Un témoignage poignant, nécessaire, tout comme le film de Steve McQueen, une réussite au-delà de mes espérances, puisque l’accent est mis sur les personnages et leur ressenti. On retrouve ce que j’aime dans le cinéma anglais socio-réaliste, pas de grands effets, pas de fioritures, mais de la sobriété, de la profondeur, des acteurs plus vrais que nature. Les décors sont somptueux, mais pas à outrance, juste le nécessaire, on a beaucoup de plans serrés, de gros plans, et le réalisateur n’hésite pas à rester d’interminables, mais sublimes secondes sur un gros plan de Solomon, perdu dans ses pensées et dans ses peurs, ignorant s’il peut encore se raccrocher à son dernier espoir.
Et pourtant, pas de longueurs dans le film, on y retrouve un Solomon délicatement interprété par Chiwetel Ejiofor, un certes très noble, mais lâche William Ford (Benedict Cumberbatch), un abominable Epps (Michael Fassbender), une Patsey désespérée, mais toujours digne (Lupita Nyong’o).
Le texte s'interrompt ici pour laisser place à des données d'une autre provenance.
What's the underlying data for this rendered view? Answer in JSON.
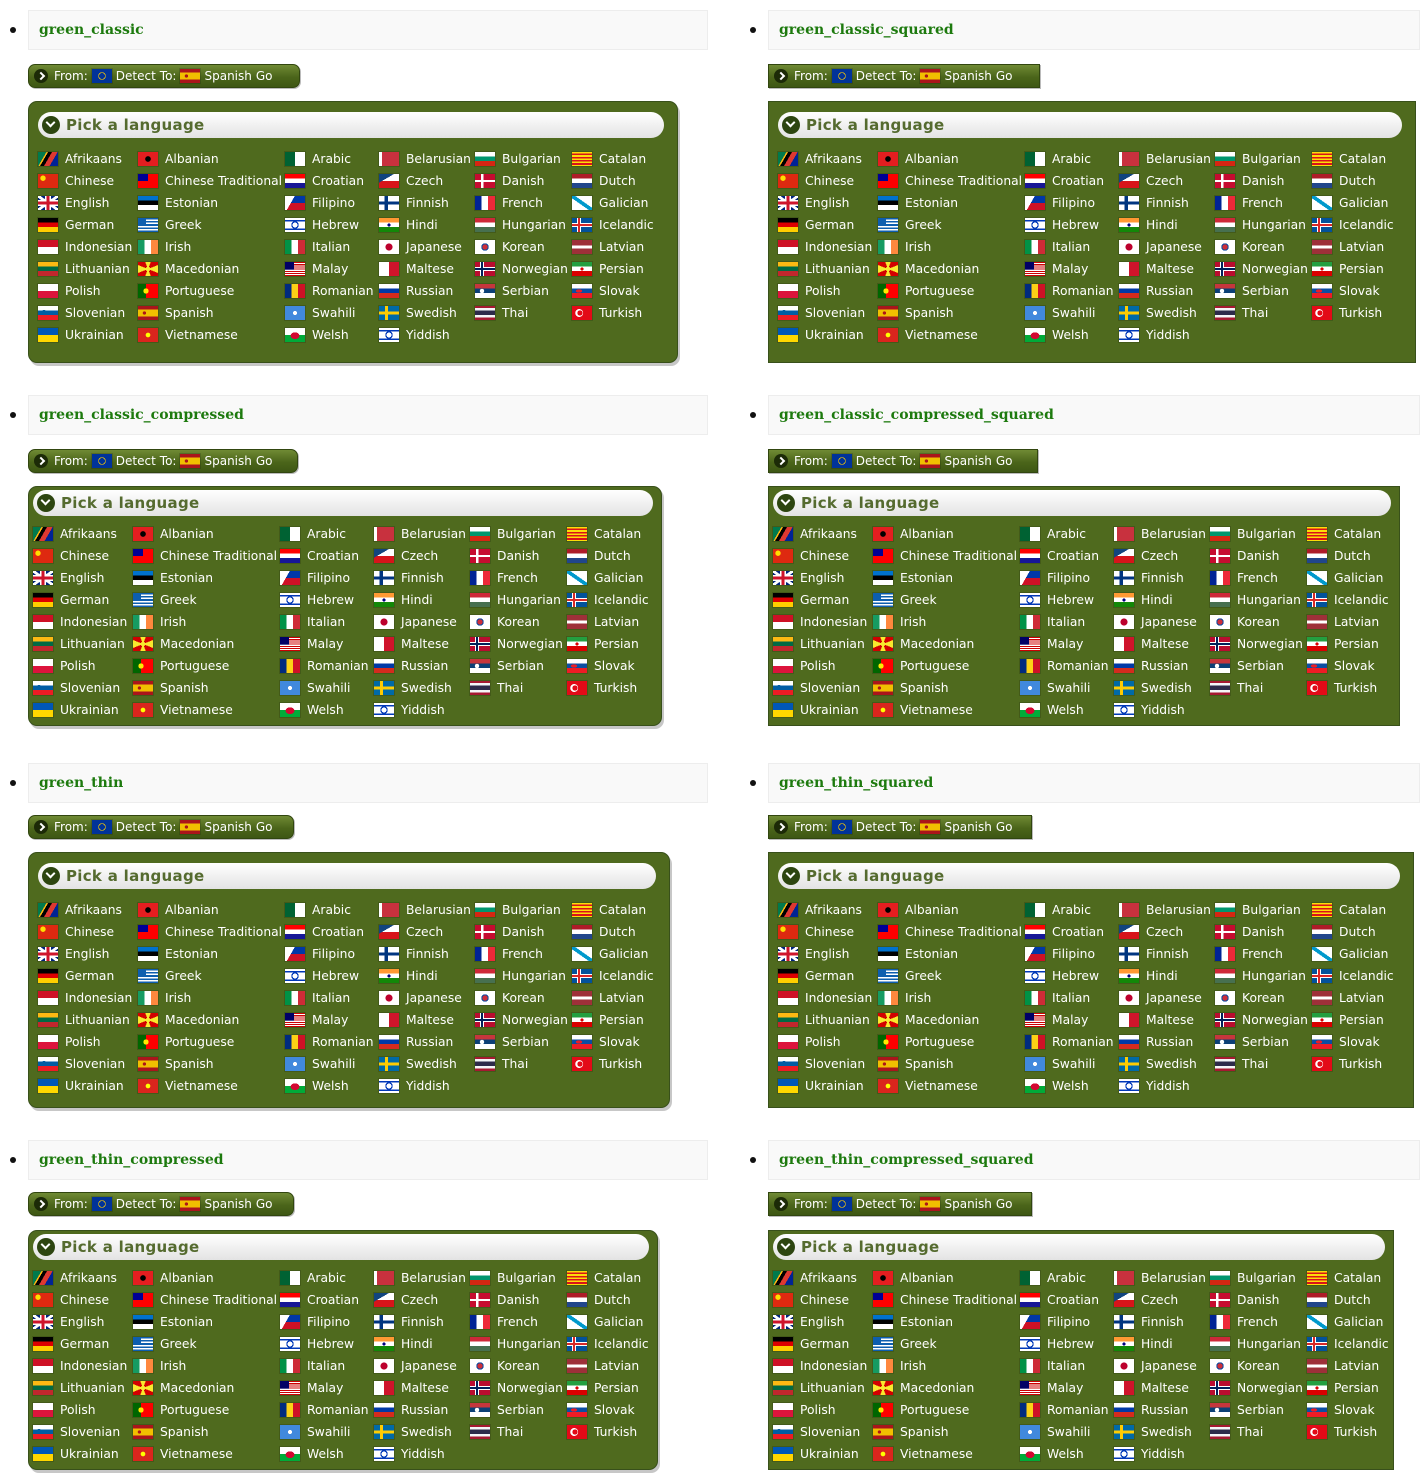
{
  "bar": {
    "from": "From:",
    "detect": "Detect",
    "to": "To:",
    "lang": "Spanish",
    "go": "Go"
  },
  "pick_title": "Pick a language",
  "variants": [
    {
      "title": "green_classic"
    },
    {
      "title": "green_classic_squared"
    },
    {
      "title": "green_classic_compressed"
    },
    {
      "title": "green_classic_compressed_squared"
    },
    {
      "title": "green_thin"
    },
    {
      "title": "green_thin_squared"
    },
    {
      "title": "green_thin_compressed"
    },
    {
      "title": "green_thin_compressed_squared"
    }
  ],
  "languages": [
    {
      "name": "Afrikaans",
      "flag": "za"
    },
    {
      "name": "Albanian",
      "flag": "al"
    },
    {
      "name": "Arabic",
      "flag": "dz"
    },
    {
      "name": "Belarusian",
      "flag": "by"
    },
    {
      "name": "Bulgarian",
      "flag": "bg"
    },
    {
      "name": "Catalan",
      "flag": "cat"
    },
    {
      "name": "Chinese",
      "flag": "cn"
    },
    {
      "name": "Chinese Traditional",
      "flag": "tw"
    },
    {
      "name": "Croatian",
      "flag": "hr"
    },
    {
      "name": "Czech",
      "flag": "cz"
    },
    {
      "name": "Danish",
      "flag": "dk"
    },
    {
      "name": "Dutch",
      "flag": "nl"
    },
    {
      "name": "English",
      "flag": "gb"
    },
    {
      "name": "Estonian",
      "flag": "ee"
    },
    {
      "name": "Filipino",
      "flag": "ph"
    },
    {
      "name": "Finnish",
      "flag": "fi"
    },
    {
      "name": "French",
      "flag": "fr"
    },
    {
      "name": "Galician",
      "flag": "gal"
    },
    {
      "name": "German",
      "flag": "de"
    },
    {
      "name": "Greek",
      "flag": "gr"
    },
    {
      "name": "Hebrew",
      "flag": "il"
    },
    {
      "name": "Hindi",
      "flag": "in"
    },
    {
      "name": "Hungarian",
      "flag": "hu"
    },
    {
      "name": "Icelandic",
      "flag": "is"
    },
    {
      "name": "Indonesian",
      "flag": "id"
    },
    {
      "name": "Irish",
      "flag": "ie"
    },
    {
      "name": "Italian",
      "flag": "it"
    },
    {
      "name": "Japanese",
      "flag": "jp"
    },
    {
      "name": "Korean",
      "flag": "kr"
    },
    {
      "name": "Latvian",
      "flag": "lv"
    },
    {
      "name": "Lithuanian",
      "flag": "lt"
    },
    {
      "name": "Macedonian",
      "flag": "mk"
    },
    {
      "name": "Malay",
      "flag": "my"
    },
    {
      "name": "Maltese",
      "flag": "mt"
    },
    {
      "name": "Norwegian",
      "flag": "no"
    },
    {
      "name": "Persian",
      "flag": "ir"
    },
    {
      "name": "Polish",
      "flag": "pl"
    },
    {
      "name": "Portuguese",
      "flag": "pt"
    },
    {
      "name": "Romanian",
      "flag": "ro"
    },
    {
      "name": "Russian",
      "flag": "ru"
    },
    {
      "name": "Serbian",
      "flag": "rs"
    },
    {
      "name": "Slovak",
      "flag": "sk"
    },
    {
      "name": "Slovenian",
      "flag": "si"
    },
    {
      "name": "Spanish",
      "flag": "es"
    },
    {
      "name": "Swahili",
      "flag": "ke"
    },
    {
      "name": "Swedish",
      "flag": "se"
    },
    {
      "name": "Thai",
      "flag": "th"
    },
    {
      "name": "Turkish",
      "flag": "tr"
    },
    {
      "name": "Ukrainian",
      "flag": "ua"
    },
    {
      "name": "Vietnamese",
      "flag": "vn"
    },
    {
      "name": "Welsh",
      "flag": "wales"
    },
    {
      "name": "Yiddish",
      "flag": "il"
    }
  ]
}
Brad Pitt fait une modeste apparition dans un pourtant rôle capital et un peu trop tronqué à mon goût. La lecture du livre permet de mieux comprendre certains événements passés sous silence ou raccourcis dans le film. Si 12 years a slave est une adaptation plus que réussie, c’est aussi un superbe film, loin de la grandiloquence américaine, car Steve McQueen ne cherche pas à faire pleurer dans les chaumières, il raconte une histoire vraie.